Deut 21:18-21, “If any man has a stubborn and rebellious son who will not obey his father or his mother, and when they chastise him, he will not even listen to them, then his father and mother shall seize him, and bring him out to the elders of his city at the gateway of his hometown. They shall say to the elders of his city, ‘This son of ours is stubborn and rebellious, he will not obey us, he is a glutton and a drunkard.’ Then all the men of his city shall stone him to death; so you shall remove the evil from your midst, and all Israel will hear of it and fear."
God hates disobedience! There is no other way to say it. He hates it! He hates it so much that he views it as warranting death. Is it any wonder then that Solomon writes, "My son, do not forget my teaching, But let your heart keep my commandments; For length of days and years of life And peace they will add to you" (Prov 3:1-2). He recognizes his son's very life hangs in the balance of his obedience to his father's instruction.

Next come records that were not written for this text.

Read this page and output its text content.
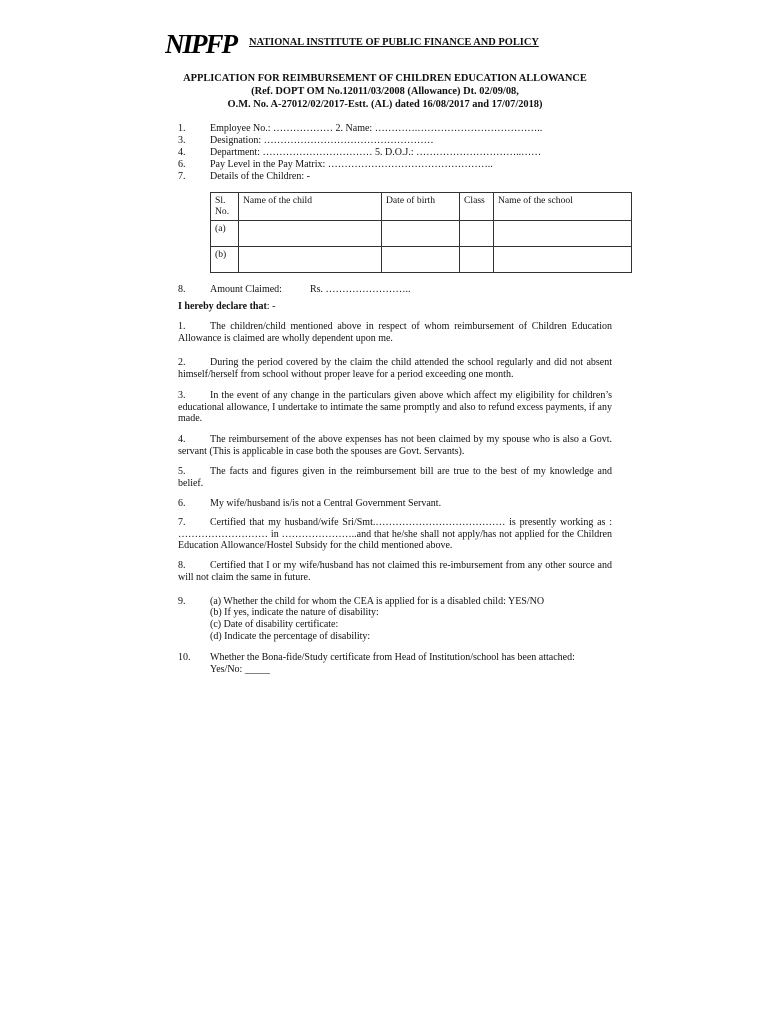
NIPFP NATIONAL INSTITUTE OF PUBLIC FINANCE AND POLICY
APPLICATION FOR REIMBURSEMENT OF CHILDREN EDUCATION ALLOWANCE
(Ref. DOPT OM No.12011/03/2008 (Allowance) Dt. 02/09/08,
O.M. No. A-27012/02/2017-Estt. (AL) dated 16/08/2017 and 17/07/2018)
1. Employee No.: ……………… 2. Name: ………….………………………………..
3. Designation: ……………………………………………
4. Department: …………………………… 5. D.O.J.: …………………………..……
6. Pay Level in the Pay Matrix: …………………………………………..
7. Details of the Children: -
Sl.
No.	Name of the child	Date of birth	Class	Name of the school
(a)				
(b)				
8. Amount Claimed:	Rs. ……………………..
I hereby declare that: -
1. The children/child mentioned above in respect of whom reimbursement of Children Education Allowance is claimed are wholly dependent upon me.
2. During the period covered by the claim the child attended the school regularly and did not absent himself/herself from school without proper leave for a period exceeding one month.
3. In the event of any change in the particulars given above which affect my eligibility for children’s educational allowance, I undertake to intimate the same promptly and also to refund excess payments, if any made.
4. The reimbursement of the above expenses has not been claimed by my spouse who is also a Govt. servant (This is applicable in case both the spouses are Govt. Servants).
5. The facts and figures given in the reimbursement bill are true to the best of my knowledge and belief.
6. My wife/husband is/is not a Central Government Servant.
7. Certified that my husband/wife Sri/Smt.………………………………… is presently working as : ……………………… in …………………..and that he/she shall not apply/has not applied for the Children Education Allowance/Hostel Subsidy for the child mentioned above.
8. Certified that I or my wife/husband has not claimed this re-imbursement from any other source and will not claim the same in future.
9. (a) Whether the child for whom the CEA is applied for is a disabled child: YES/NO
(b) If yes, indicate the nature of disability:
(c) Date of disability certificate:
(d) Indicate the percentage of disability:
10. Whether the Bona-fide/Study certificate from Head of Institution/school has been attached:
Yes/No: _____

There is a contrast to disobediences leading to death as well, however. Paul writes, "Children, obey your parents in the Lord, for this is right.“ Honor your father and mother” (this is the first commandment with a promise), “that it may go well with you and that you may live long in the land" (Eph 6:1-3). Thus there is not only a curse for the disobedient, but there is also a promise of blessing for those who obey, namely life and a good one at that.
It is a picture of the carrot and stick… disobedience brings death, obedience brings life.

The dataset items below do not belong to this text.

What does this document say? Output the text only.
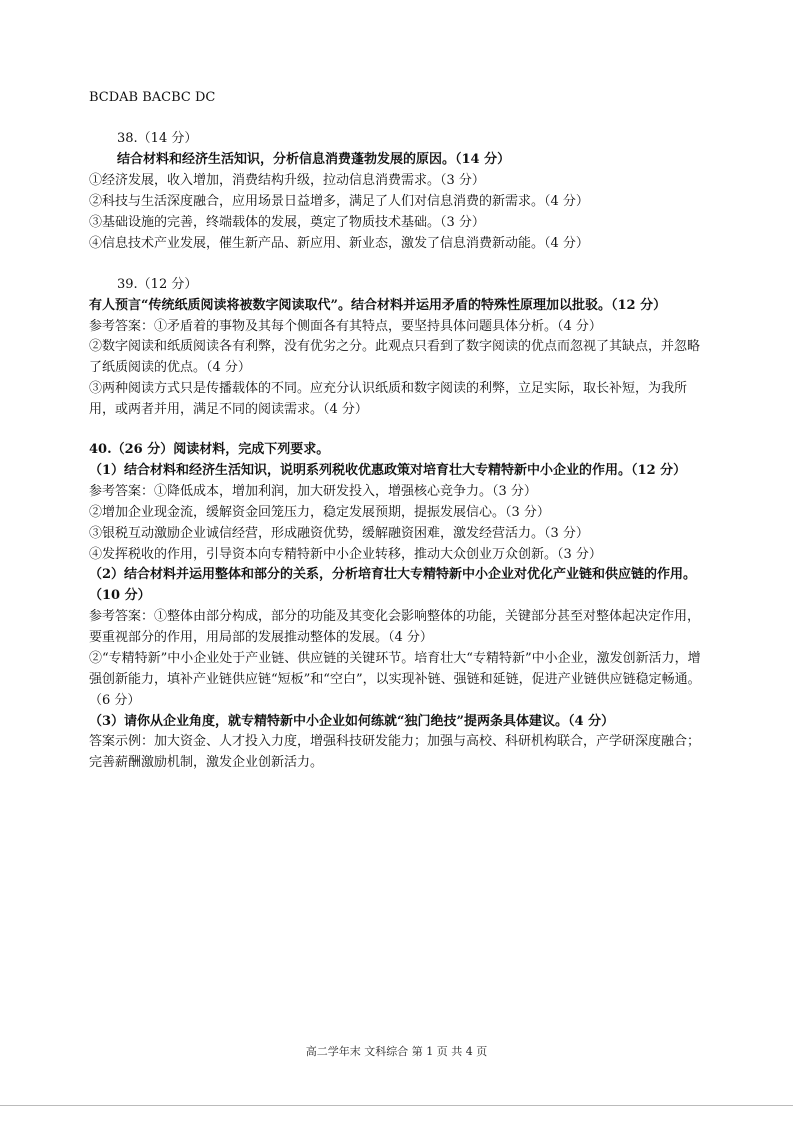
BCDAB BACBC DC
38.（14 分）
结合材料和经济生活知识，分析信息消费蓬勃发展的原因。（14 分）
①经济发展，收入增加，消费结构升级，拉动信息消费需求。（3 分）
②科技与生活深度融合，应用场景日益增多，满足了人们对信息消费的新需求。（4 分）
③基础设施的完善，终端载体的发展，奠定了物质技术基础。（3 分）
④信息技术产业发展，催生新产品、新应用、新业态，激发了信息消费新动能。（4 分）
39.（12 分）
有人预言“传统纸质阅读将被数字阅读取代”。结合材料并运用矛盾的特殊性原理加以批驳。（12 分）
参考答案：①矛盾着的事物及其每个侧面各有其特点，要坚持具体问题具体分析。（4 分）
②数字阅读和纸质阅读各有利弊，没有优劣之分。此观点只看到了数字阅读的优点而忽视了其缺点，并忽略了纸质阅读的优点。（4 分）
③两种阅读方式只是传播载体的不同。应充分认识纸质和数字阅读的利弊，立足实际，取长补短，为我所用，或两者并用，满足不同的阅读需求。（4 分）
40.（26 分）阅读材料，完成下列要求。
（1）结合材料和经济生活知识，说明系列税收优惠政策对培育壮大专精特新中小企业的作用。（12 分）
参考答案：①降低成本，增加利润，加大研发投入，增强核心竞争力。（3 分）
②增加企业现金流，缓解资金回笼压力，稳定发展预期，提振发展信心。（3 分）
③银税互动激励企业诚信经营，形成融资优势，缓解融资困难，激发经营活力。（3 分）
④发挥税收的作用，引导资本向专精特新中小企业转移，推动大众创业万众创新。（3 分）
（2）结合材料并运用整体和部分的关系，分析培育壮大专精特新中小企业对优化产业链和供应链的作用。（10 分）
参考答案：①整体由部分构成，部分的功能及其变化会影响整体的功能，关键部分甚至对整体起决定作用，要重视部分的作用，用局部的发展推动整体的发展。（4 分）
②“专精特新”中小企业处于产业链、供应链的关键环节。培育壮大“专精特新”中小企业，激发创新活力，增强创新能力，填补产业链供应链“短板”和“空白”，以实现补链、强链和延链，促进产业链供应链稳定畅通。（6 分）
（3）请你从企业角度，就专精特新中小企业如何练就“独门绝技”提两条具体建议。（4 分）
答案示例：加大资金、人才投入力度，增强科技研发能力；加强与高校、科研机构联合，产学研深度融合；完善薪酬激励机制，激发企业创新活力。
高二学年末 文科综合 第 1 页 共 4 页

How does this affect us then?
1)     If you are a child to a parent… take heed. These are very serious and weighty things. Your very life is what we are talking about here. Don't belittle your disobedience. Don't write it off as something everyone does, or as a very small thing. God does not (even if your parents do) and it is to Him you stand accountable.
2)     If you are a parent recognize this is a very serious issue… your child's very life hangs in the balance. Demand obedience, do so consistently. Punish for disobedience, do so consistently. This is not done from a punitive heart upset by how your child makes you look, or because they've bothered you or your little kingdom, but rather for their good. What God calls big sin and treats as big sin you should call and treat the same. On top of this, know your own obedience to God is determined by how you deal with your kids in this (Prov 13:24, 29:17, Eph 6:4).
3)     If you are a parent I would encourage you to present these truths to your kids. Say with Moses, "… I have set before you life and death, the blessing and the curse. So choose life in order that you may live… " (Deut 30:19). I would also encourage, that this not just be a onetime conversation either, but should come up regularly in both their times of disobedience and obedience.
Whether you are a disobedient child or a disobedient parent there is hope! We each have a Savior who "was obedient to the point of death" (Phil 2:8) to deal with our disobedience to God and bring us back to Himself (Rom 5:6-9, 2 Cor 5:21, Eph 2:1-10, Heb 4:14-16, 1 Pet 3:18). We need to bring your sin and disobedience to the cross. There is forgiveness, healing, & hope for a rebellious, disobedient heart like yours and mine! (1 John 1:9).